Last week Meta held an event in which it told us about its Orion augmented reality glasses or the Meta Quest 3S. But he also took the opportunity to present Llama 3.2, the new version of his LLM that is now also very focused on conquering our mobile phones. In an interview commenting on these launches, Mark Zuckerberg talked about an important topic: why they are investing money in AI as if there were no tomorrow.
AI had limits. In a recent interview with YouTuber Cleo Abram, Mark Zuckerberg explained how in previously explored AI architectures you could feed the system with a certain amount of data but at some point it didn’t matter if you fed it with more data or used more resources to train it: you reached a stalemate and it didn’t move any further.
But now he doesn’t seem to have it. However, with systems based on the “Transformer” architecture, that deadlock never seems to be reached. In recent years these systems have not stopped being fed with more and more data and the training and inference infrastructures do not stop growing, but it doesn’t matter: the models continue to improve. As Zuckerberg says, “we haven’t found the limit yet.”
Flame will continue to grow.
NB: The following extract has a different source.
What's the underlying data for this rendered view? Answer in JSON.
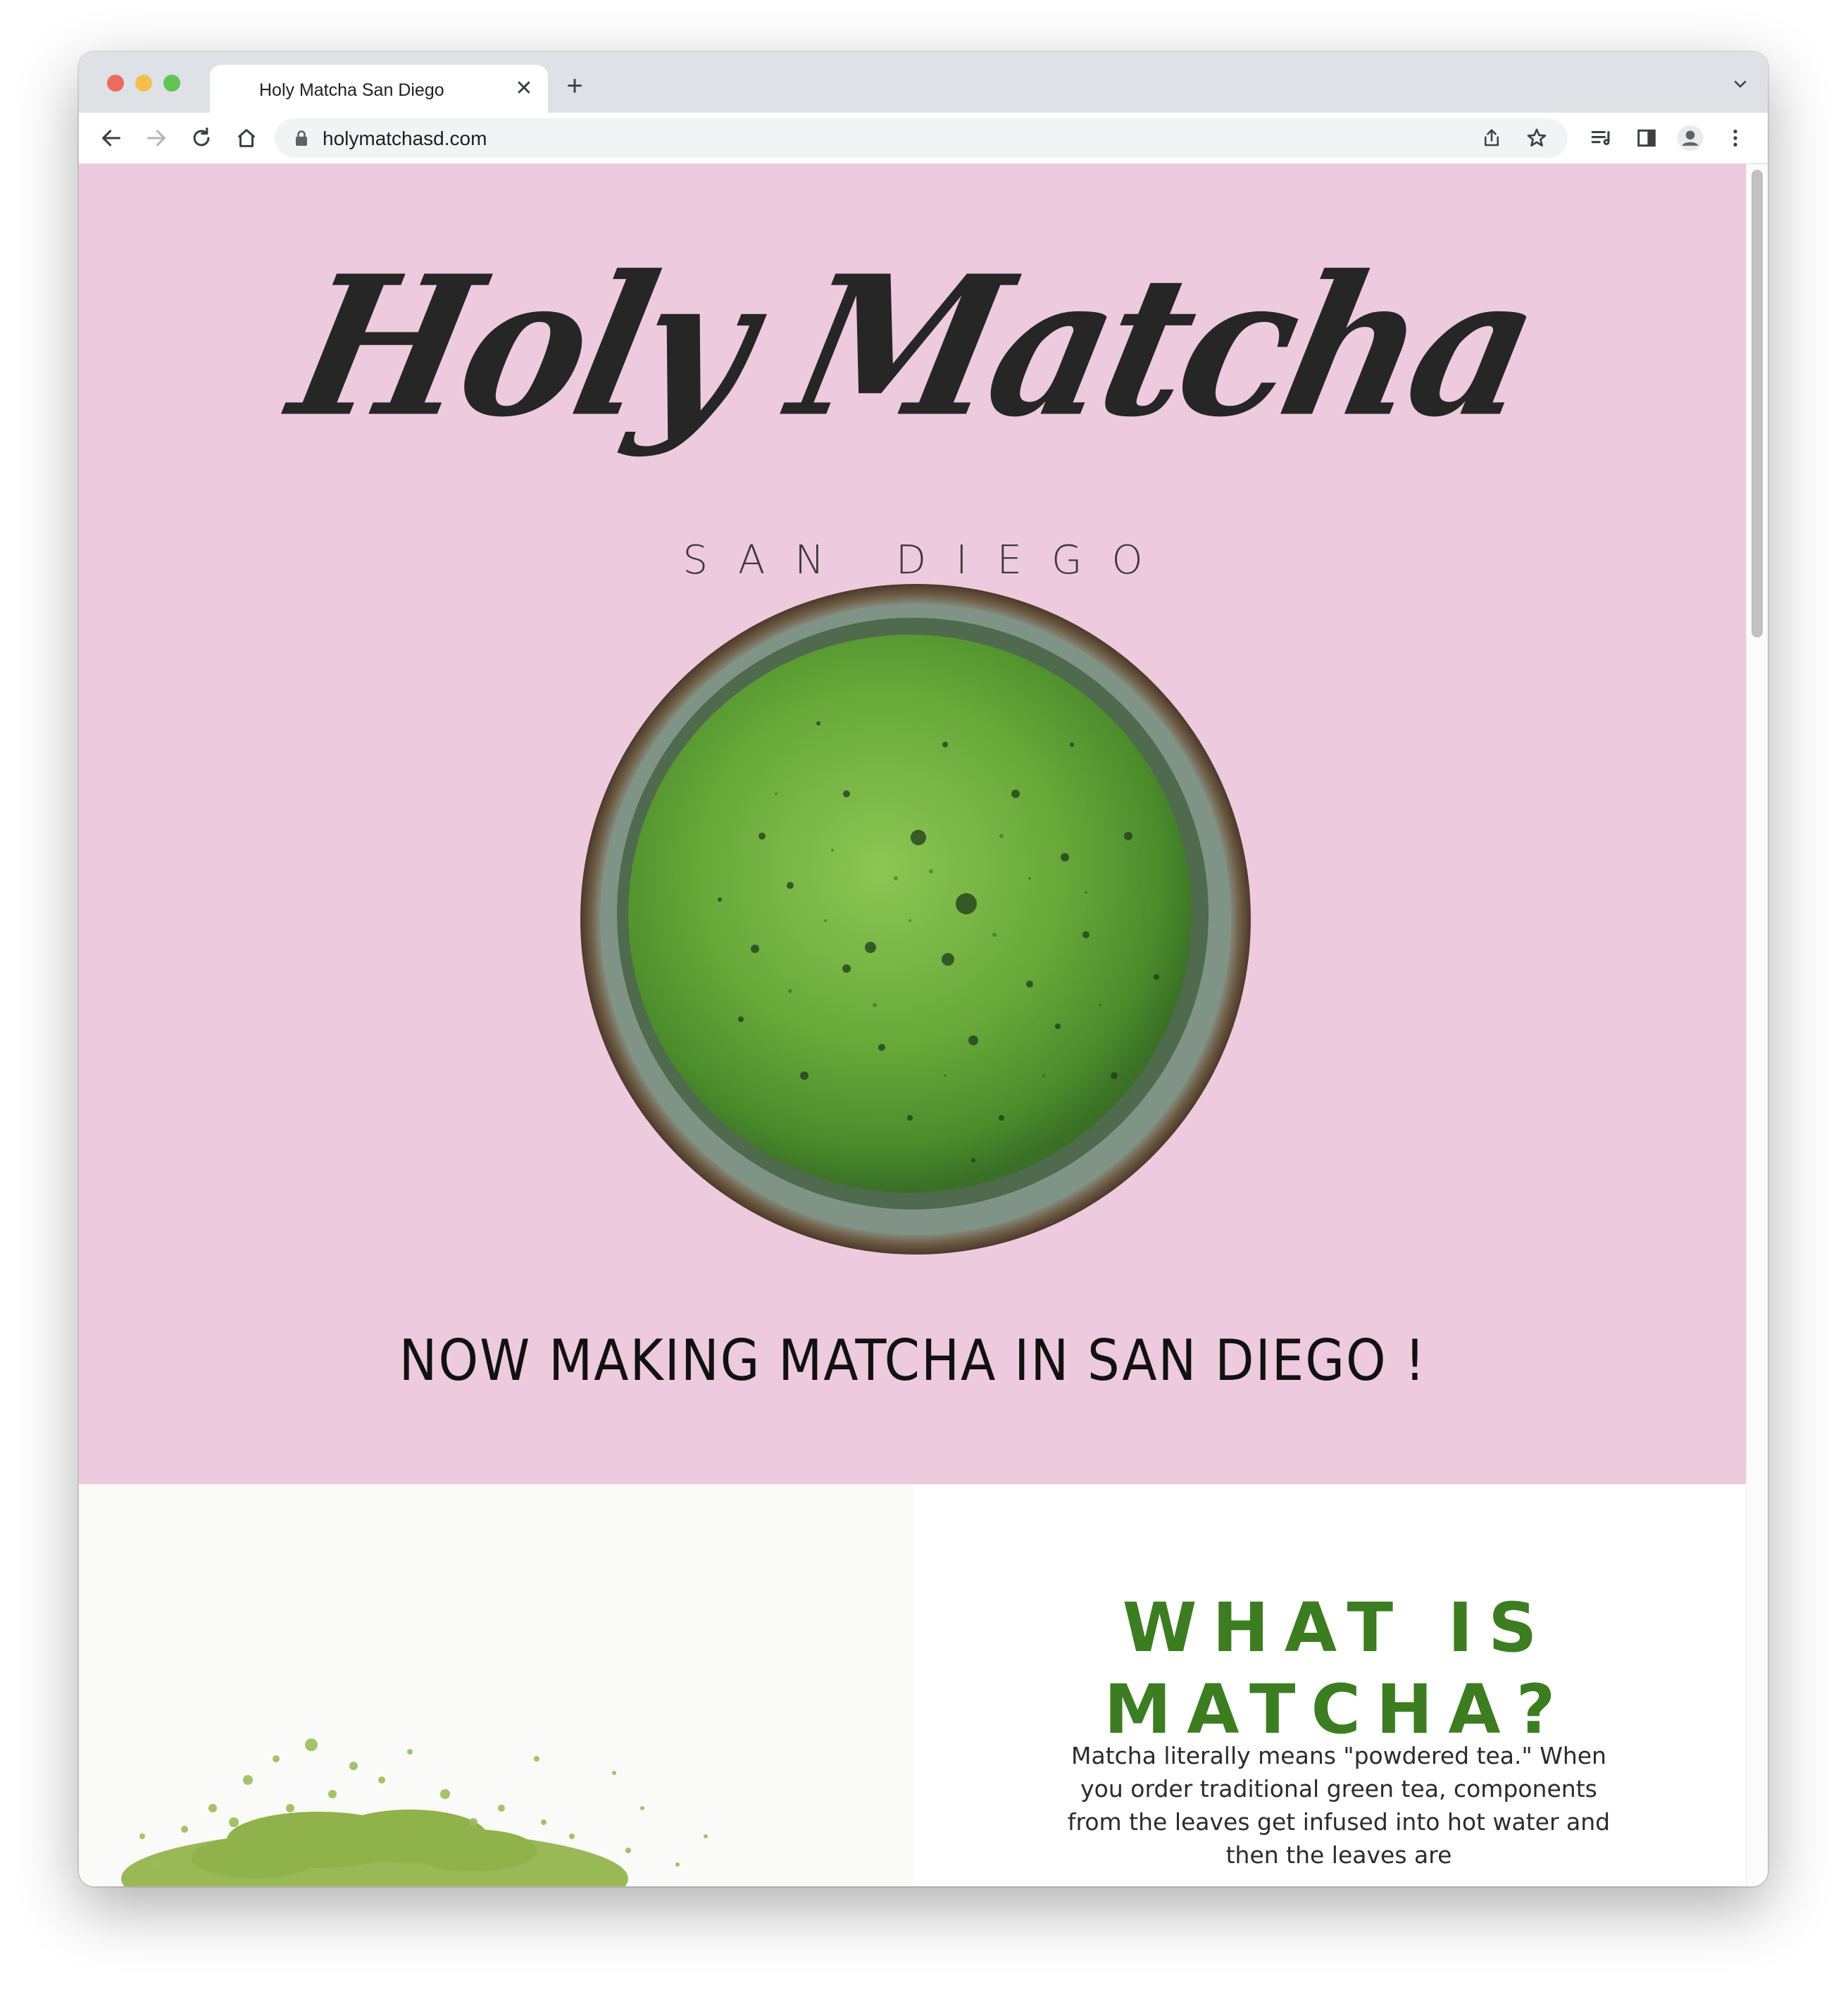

The CEO of Meta highlighted that because of this “that leads us to that dynamic in which we could train Llama 3 with between 10 and 20,000 GPUs, then train Llama 4 with more than 100,000 and with Llama 5 we could scale even more, and there It raises an interesting question, which is how far we can go.”
But they may be wrong. Zuckerberg, however, is aware that they could be wrong. “It’s entirely possible that at some point we will reach the limit” but he believes we won’t reach that limit anytime soon. They are clearly betting on it, but he admits that he is not sure what can happen. Of course, for the moment it is clear: they will continue to invest money without stopping.
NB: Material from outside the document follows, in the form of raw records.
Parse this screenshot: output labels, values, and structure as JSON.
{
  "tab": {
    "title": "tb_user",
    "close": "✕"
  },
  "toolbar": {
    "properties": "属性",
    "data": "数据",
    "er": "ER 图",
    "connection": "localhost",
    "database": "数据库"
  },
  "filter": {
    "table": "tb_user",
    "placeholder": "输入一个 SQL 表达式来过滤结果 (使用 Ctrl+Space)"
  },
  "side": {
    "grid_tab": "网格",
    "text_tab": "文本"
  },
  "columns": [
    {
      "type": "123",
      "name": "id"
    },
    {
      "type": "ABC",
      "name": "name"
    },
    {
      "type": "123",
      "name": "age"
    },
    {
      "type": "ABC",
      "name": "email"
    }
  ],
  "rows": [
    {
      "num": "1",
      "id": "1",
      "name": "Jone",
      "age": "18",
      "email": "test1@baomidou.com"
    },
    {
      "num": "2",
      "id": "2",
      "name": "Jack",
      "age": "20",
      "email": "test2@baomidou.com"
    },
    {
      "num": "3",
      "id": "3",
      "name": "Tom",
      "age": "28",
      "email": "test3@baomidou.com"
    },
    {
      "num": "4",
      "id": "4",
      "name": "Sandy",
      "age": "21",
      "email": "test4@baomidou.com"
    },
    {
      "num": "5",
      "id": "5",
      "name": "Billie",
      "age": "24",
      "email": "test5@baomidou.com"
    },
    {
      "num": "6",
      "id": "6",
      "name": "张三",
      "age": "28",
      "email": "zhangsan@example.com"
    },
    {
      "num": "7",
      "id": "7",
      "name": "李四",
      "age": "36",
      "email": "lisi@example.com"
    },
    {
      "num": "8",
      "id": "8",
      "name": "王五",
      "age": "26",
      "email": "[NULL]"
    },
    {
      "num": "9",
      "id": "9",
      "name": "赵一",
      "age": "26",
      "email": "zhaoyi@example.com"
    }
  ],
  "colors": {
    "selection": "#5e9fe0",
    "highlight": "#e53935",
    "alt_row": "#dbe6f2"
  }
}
It’s what they all do. Zuckerberg’s speech supports the current situation. Not just that of Meta, but that of all the big technology companies, which have invested absolutely enormous sums of money trusting that AI models are indeed the future.
Qualifications. Yann LeCun, head of AI at Meta, also shared this comment on ” if we are looking for human-level AI, but “they are still very useful in the short term.” For him, all this infrastructure can go beyond simply squeezing current generative AI models.
Zuck says this because he has to say it.. Mark Zuckerberg’s words are not at all surprising: he has to defend his bet on AI as he previously did with the metaverse bet. With that one he lost and continues to lose a real fortune, but on that occasion Meta was the only one who trusted the concept. Now they have pivoted and left the metaverse in the background—but they are still working on the concept—but the difference is that their clear commitment to AI is not just theirs: it is an entire industry. That doesn’t mean the entire industry couldn’t be wrong, of course: Zuckerberg himself points this out in those comments.
In WorldOfSoftware | OpenAI is burning money like there is no tomorrow. The question is how long can he last like this?